At the start of all of your scripts, but let’s get going, fire up irb
in your terminal and paste in below:
require "logger"
logger = Logger.new(STDOUT)
logger.debug("I'm a debug log")
and you will get below back
D, [2021-11-23T20:41:26.551530 #127047] DEBUG -- : I'm a debug log
That’s grand 🔥 as you can see we have a time-stamp, the log type in this case DEBUG
and the message
.
Attributes we can also change out of the box
logger.level
logger.level = Logger::WARN
There are 6 levels of logging heaven which you can set your log to :
Logger::DEBUG
, Logger::INFO
, Logger::WARN
, Logger::Error
, Logger::FATAL
, and Logger::UNKOWN
Important note, once you set a level of log, the logger will NOT record logs at a ‘lower’ alert level
logger.datetime_format
logger.datetime_format = "%Y-%m-%d %H:%M"
Using your favourite strftime site you can setup your time stamp to read just have you like.
logger.progname
logger.progname = 'home-of-log'
Set the progname
of the log to help you find that needle in the haystack, and label just where the log
came from in your programing misadventure.
Let’s put all that together using .tap
which I stumbled onto today.
logger.tap do |attribute|
attribute.level = Logger::DEBUG
attribute.datetime_format = '%d %m %Y %H:%M:%S'
attribute.progname = 'log-of-the-day'
end
format ahoy
Every log needs a custom
format surely, you can use a proc
to setup a formatter for your logs.
logger.formatter = proc do |severity, datetime, progname, msg|
date_format = datetime.strftime('%Y-%m-%d %H:%M:%S')
"#{progname} date=[#{date_format}] severity=#{severity.ljust(5)} pid=##{Process.pid} message='#{msg}'\n"
end
save me..
In order to save your logs into an actual file you need to pass those requirements onto the Logger.new
instance like below
logger = Logger.new('i_like_to_log_it.log')
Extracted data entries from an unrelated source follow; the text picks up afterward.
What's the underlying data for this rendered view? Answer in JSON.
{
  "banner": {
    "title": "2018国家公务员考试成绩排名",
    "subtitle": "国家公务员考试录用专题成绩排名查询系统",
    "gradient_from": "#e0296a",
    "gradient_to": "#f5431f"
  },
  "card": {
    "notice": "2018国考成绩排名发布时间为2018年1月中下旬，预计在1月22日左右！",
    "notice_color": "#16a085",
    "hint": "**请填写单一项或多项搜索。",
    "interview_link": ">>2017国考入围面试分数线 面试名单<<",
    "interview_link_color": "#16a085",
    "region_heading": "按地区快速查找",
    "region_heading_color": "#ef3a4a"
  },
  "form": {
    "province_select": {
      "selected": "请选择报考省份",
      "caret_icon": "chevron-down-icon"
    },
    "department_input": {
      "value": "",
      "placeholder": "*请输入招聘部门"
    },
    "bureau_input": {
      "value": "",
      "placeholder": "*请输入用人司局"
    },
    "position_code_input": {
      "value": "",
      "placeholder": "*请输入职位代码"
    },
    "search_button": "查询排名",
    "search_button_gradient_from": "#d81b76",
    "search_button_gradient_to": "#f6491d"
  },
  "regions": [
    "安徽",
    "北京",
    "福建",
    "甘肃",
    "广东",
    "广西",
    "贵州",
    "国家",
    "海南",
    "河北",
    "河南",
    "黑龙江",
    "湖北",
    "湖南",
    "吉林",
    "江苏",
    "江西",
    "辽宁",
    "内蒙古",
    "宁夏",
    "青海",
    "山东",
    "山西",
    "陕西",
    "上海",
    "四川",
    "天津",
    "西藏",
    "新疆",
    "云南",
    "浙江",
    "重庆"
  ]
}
or pass in custom args to slice up, or remove your log after an amount of time, or size.
# Keep data for the current week.
Logger.new('my_weekly_logs.log', 'weekly')
# Keep data for today and the past 2 months.
Logger.new('my_latest_2_months_logs.log', 2, 'monthly')
# Restarts the log over when it exceeds 26GB in size.
Logger.new('my_custom_logs.log', 0, 20 * 1024 * 1024 * 1024)
here’s one I’ve prepared earlier
Ok, it’s that time of the blog post where you put the code block into your iterm and everything ( hopefully ).. works.
End result should be a lovely formated log just like below 😁 🥵
# Logfile created on 2021-11-23 21:59:40 +1100 by logger.rb/v1.4.3
ITS-HERE--> date=[2021-11-23 21:59:40] severity=DEBUG pid=145879 message='I'm a debug log'
ITS-HERE--> date=[2021-11-23 21:59:40] severity=INFO pid=145879 message='I'm an info log'
ITS-HERE--> date=[2021-11-23 21:59:40] severity=WARN pid=145879 message='I'm a warn log'
ITS-HERE--> date=[2021-11-23 21:59:40] severity=ERROR pid=145879 message='I'm an error log: error message'
ITS-HERE--> date=[2021-11-23 21:59:42] severity=FATAL pid=145879 message='I'm a fatal log'
Copy below and then check in your code editor for the 'i_like_to_log_it.log'
log file.
require "logger"
logger = Logger.new('i_like_to_log_it.log')
logger.tap do |attribute|
attribute.level = Logger::DEBUG
attribute.datetime_format = '%d %m %Y %H:%M:%S'
attribute.progname = 'ITS-HERE-->'
end
logger.formatter = proc do |severity, datetime, progname, msg|
date_format = datetime.strftime('%Y-%m-%d %H:%M:%S')
"#{progname} date=[#{date_format}] severity=#{severity.ljust(5)} pid=#{Process.pid} message='#{msg}'\n"
end
### here comes the logs..
logger.debug("I'm a debug log")
logger.info("I'm an info log")
logger.warn("I'm a warn log")
logger.error("I'm an error log: error message")
logger.fatal("I'm a fatal log")
that’s a log for now..
Thank you sticking around to check out logs
and I’ll see you at next weeks topic.